When around 90% of projects last no longer than one month, as they do in the Australian market, it’s often more of a challenge to fully apply LEAN, including all the necessary training and procedural steps. This is what led to the development of the Job Readiness Review, which is effectively a series of questions posed before the commencement of a project to ensure that all elements for its successful completion are in synch. The Job Readiness Review is a digital tool, where a checklist provides scores for the readiness of 6 key areas: management, labour, plants, equipment and tools, materials, systems and job set-up. Work can only go head when the combined score reaches at least 85%. It’s more than just a checklist, however. It’s a preparation system that facilitates continuous improvement by considering all the elements that contribute to project success – no matter how small it may be.
Lining up on the grid
Since many projects involve short shutdowns, getting all the resources lined up beforehand means less downtime for the client and faster, more efficient completion. “It’s a great way to ensure you have covered all areas when it comes to job set up,” says John Reynolds, Project Manager, Mid-West. “There are a lot of areas that need to be covered when setting up a project, which provides room for mistakes. Job readiness is a good way to refresh yourself before starting the hands-on work.”

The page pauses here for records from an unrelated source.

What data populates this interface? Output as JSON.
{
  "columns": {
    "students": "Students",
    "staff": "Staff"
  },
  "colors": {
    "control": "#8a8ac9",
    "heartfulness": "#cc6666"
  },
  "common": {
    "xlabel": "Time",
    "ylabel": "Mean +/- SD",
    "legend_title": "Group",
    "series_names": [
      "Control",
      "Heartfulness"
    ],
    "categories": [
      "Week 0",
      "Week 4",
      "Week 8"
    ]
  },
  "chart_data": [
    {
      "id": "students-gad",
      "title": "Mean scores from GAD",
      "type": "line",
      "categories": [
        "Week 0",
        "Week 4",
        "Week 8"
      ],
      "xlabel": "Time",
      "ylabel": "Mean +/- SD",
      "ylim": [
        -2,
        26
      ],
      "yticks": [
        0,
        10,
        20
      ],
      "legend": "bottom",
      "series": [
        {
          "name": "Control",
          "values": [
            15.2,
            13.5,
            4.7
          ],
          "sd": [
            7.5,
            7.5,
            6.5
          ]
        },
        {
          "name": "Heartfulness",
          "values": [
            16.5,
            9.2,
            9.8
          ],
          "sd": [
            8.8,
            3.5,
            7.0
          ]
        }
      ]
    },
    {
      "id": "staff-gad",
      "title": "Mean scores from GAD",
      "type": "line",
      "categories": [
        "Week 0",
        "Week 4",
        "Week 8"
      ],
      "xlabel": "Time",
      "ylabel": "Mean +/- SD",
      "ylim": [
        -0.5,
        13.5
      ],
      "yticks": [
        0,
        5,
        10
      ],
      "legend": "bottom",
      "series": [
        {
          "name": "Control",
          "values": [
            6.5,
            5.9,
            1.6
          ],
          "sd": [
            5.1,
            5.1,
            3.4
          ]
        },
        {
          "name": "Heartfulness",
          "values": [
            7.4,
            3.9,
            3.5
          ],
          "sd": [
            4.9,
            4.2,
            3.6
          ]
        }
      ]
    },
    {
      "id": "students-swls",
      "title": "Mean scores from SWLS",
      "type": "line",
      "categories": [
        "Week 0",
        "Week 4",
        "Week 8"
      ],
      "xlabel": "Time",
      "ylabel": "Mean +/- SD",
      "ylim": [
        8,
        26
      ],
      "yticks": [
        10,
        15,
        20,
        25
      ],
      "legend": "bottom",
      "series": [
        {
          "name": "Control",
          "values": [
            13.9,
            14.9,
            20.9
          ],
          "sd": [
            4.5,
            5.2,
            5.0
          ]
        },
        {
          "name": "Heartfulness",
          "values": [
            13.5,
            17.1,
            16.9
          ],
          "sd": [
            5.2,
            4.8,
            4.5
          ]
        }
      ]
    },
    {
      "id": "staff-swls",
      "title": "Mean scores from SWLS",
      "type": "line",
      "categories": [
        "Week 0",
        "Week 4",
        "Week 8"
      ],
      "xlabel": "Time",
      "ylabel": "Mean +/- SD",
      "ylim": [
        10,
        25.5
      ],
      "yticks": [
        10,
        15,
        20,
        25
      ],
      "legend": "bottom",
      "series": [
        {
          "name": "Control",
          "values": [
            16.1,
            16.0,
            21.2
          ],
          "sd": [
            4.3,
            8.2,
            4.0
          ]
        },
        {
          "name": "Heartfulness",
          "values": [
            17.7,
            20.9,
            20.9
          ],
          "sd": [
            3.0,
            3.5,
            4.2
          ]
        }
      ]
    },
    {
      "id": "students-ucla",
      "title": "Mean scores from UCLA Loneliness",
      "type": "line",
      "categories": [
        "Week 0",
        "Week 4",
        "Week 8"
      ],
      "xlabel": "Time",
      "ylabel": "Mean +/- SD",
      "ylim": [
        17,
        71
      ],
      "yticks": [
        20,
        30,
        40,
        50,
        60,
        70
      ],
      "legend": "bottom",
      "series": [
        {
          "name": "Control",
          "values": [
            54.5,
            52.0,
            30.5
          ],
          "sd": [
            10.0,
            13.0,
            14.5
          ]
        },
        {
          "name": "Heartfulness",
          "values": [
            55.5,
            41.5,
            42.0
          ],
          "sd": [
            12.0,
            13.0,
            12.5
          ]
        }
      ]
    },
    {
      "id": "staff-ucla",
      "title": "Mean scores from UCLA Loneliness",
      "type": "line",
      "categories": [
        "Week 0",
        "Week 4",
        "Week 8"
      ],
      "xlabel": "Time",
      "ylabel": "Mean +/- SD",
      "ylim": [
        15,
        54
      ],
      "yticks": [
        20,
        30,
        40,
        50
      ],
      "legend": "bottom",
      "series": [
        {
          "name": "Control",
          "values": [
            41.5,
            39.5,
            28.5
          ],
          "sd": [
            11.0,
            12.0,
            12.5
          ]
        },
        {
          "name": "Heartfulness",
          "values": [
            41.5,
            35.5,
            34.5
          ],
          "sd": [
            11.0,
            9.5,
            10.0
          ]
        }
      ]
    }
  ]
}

When it comes to preparation, it’s a matter of finding the right balance. This applies as much to the creation of the tool itself as it does to the jobs it facilitates, as Dipesh Bhudia, Regional LEAN Leader APAC explains, “to cover all aspects of a project, without making the approach too long-winded, we needed to gain insight from experienced project teams. The core of the job readiness review is the questions, so we used dynamic review sessions to determine exactly what was important to know up front.” This process involved asking 300 – 400 questions over two months, involving the HR, safety, quality and IT departments, amongst others. A comprehensive list was then distilled into targeted, job-critical questions, which can be applied across the board on small projects. “It’s one thing to develop a tool like this, but it’s even more challenging for operations teams to learn and consistently use it on all projects. That’s why I must show my appreciation to Adam Portaro, Chief Operating Officer, and the regional managers for rolling the tool out and following up at operations meetings and onsite visits,” Bhudia adds.
On your marks, get set, go!
“With the Job Readiness Review, an Operations or Project Manager can look at potential risks across delivery and mitigate these prior to starting work,” explains Victor Bogos, Managing Director, KAEFER Integrated Services Pty Ltd., “This covers all elements including organisational charts, HSEQ, resourcing forecasts, sourcing strategies, material specifications, equipment requirements through to systems, all of which are critical to ensuring work is completed safely and efficiently. The tool is designed to prompt the project teams to understand and address the areas required to make a project ready, ultimately ensuring it is delivered successfully.” Involving project teams from the beginning made the adoption of the Job Readiness Review natural and it has been deployed extensively in the Australian market with great success. Furthermore, as the tool is browser-based, it can be used in remote locations as well.
Across the line
LEAN has traditionally been used on medium to larger-sized projects. The Job Readiness Review allows KAEFER to apply LEAN principles on smaller projects and achieve similar benefits in terms of efficiency. It’s also adaptable and scalable across KAEFER locations around the world. “Think of it like Wikipedia, or open-source software,” says Axel Schulz Head of Corporate Operations Excellence LEAN. “The information is there for all of us to use, but we can use it in the way we want to or need to. That makes the tool more agile and applicable to a wide variety of projects, geographies and markets.” If it works so well and it’s applicable in various areas, what would the next step be? “Given the success of this approach, it’s now about integrating the LEAN Maturity assessment and its coaching into small and short projects,” Schulz comments. The impetus for the Job Readiness Review may have come from Australia, but the need for greater efficiency on small projects is universal in the KAEFER world. It also goes to show the extent to which LEAN is being lived at all levels in the company and the success it can bring in terms of getting ahead and taking the lead.